Nobody’s born cool. You either learn it young or spend the rest of your life faking it well enough that nobody notices. Tina Win has done her homework.
“How to Be Cool” is the Romanian-born, New Jersey-raised pop upstart’s sharpest release to date. If you’ve been following her since “Try Anything” dropped last summer, something about this one just hits differently. Harder to place, easier to feel. She’s grown into herself on record in a way that doesn’t need explaining. You hear it and you get it.
The production is brighter and more deliberate than anything she’s put out before. The beat runs just under 108 BPM, that steady mid-tempo that gives a vocal room to move without the song losing its footing. It’s not trying to do three things at once. It picks a lane and commits, which in current pop is rarer than it should be.

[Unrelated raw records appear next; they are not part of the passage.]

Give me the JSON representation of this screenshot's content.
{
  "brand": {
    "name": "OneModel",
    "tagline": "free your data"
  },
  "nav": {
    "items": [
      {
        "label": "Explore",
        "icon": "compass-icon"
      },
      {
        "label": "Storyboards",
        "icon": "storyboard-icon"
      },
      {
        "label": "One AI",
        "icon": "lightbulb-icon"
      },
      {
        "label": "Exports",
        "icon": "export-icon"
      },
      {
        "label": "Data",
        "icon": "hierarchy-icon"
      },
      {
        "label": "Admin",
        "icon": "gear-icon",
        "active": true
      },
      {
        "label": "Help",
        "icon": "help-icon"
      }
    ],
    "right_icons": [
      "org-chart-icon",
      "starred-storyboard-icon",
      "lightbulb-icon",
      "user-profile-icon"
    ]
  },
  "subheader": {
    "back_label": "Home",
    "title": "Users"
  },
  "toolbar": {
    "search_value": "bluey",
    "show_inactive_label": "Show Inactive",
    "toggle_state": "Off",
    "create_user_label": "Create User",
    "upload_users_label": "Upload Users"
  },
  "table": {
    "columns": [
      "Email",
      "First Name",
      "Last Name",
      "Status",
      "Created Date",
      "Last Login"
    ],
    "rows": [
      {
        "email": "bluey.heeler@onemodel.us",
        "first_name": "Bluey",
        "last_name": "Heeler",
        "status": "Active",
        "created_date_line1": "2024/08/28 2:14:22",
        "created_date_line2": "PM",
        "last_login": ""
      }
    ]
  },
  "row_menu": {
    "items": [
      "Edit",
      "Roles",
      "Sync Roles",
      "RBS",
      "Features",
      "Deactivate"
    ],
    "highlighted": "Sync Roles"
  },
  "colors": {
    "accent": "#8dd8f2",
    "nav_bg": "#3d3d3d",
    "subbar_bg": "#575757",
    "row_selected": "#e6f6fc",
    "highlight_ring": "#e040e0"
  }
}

The mix favors the upper frequencies. Crisp, high-end shimmer that holds up through earbuds and still cuts through a room. The low end is present but restrained, which is the right call here because the vocal is the story, and the production is wise enough to stay out of its way. There’s a certain confidence in a pop record that trusts its singer this much.
Her vocal on this track sits in a different register than her earlier work. She’s someone delivering a verdict. The performance is precise without being cold, which is harder to pull off than it sounds. She stopped rehearsing the argument somewhere along the way and just started making it. That shift is audible, and it changes how the whole song feels.
The structure closes in just under three minutes and forty-nine seconds and knows when to stop. The arrangement pulls back in the final stretch before the track closes out. A small, well-placed choice that stops the song from eating itself. It breathes right before it ends, and that’s enough to make the whole thing considered rather than assembled. A lot of pop records don’t know that trick. This one does it without calling attention to it.
Commercially, “How to Be Cool” is practically pre-formatted for placement. Tight arrangement, vocal-forward mix, high spectral brightness. It will land well behind a campaign, under the opening of a show, in a trailer for something you’re going to watch twice. Whether you read that as a strength depends on your relationship with intention. Tina Win has been building a catalog designed to last and travel wide, and this track fits that blueprint. It’s a pop song first and a strategy second, which is exactly the balance most independent artists spend years trying to find.
She didn’t come this far to ask permission. Tina Win has been building quietly, betting on herself while the industry was busy looking elsewhere. “How to Be Cool” is what happens when someone figures out who they are on record and stops second-guessing it. The rules she’s rewriting were never hers to follow anyway.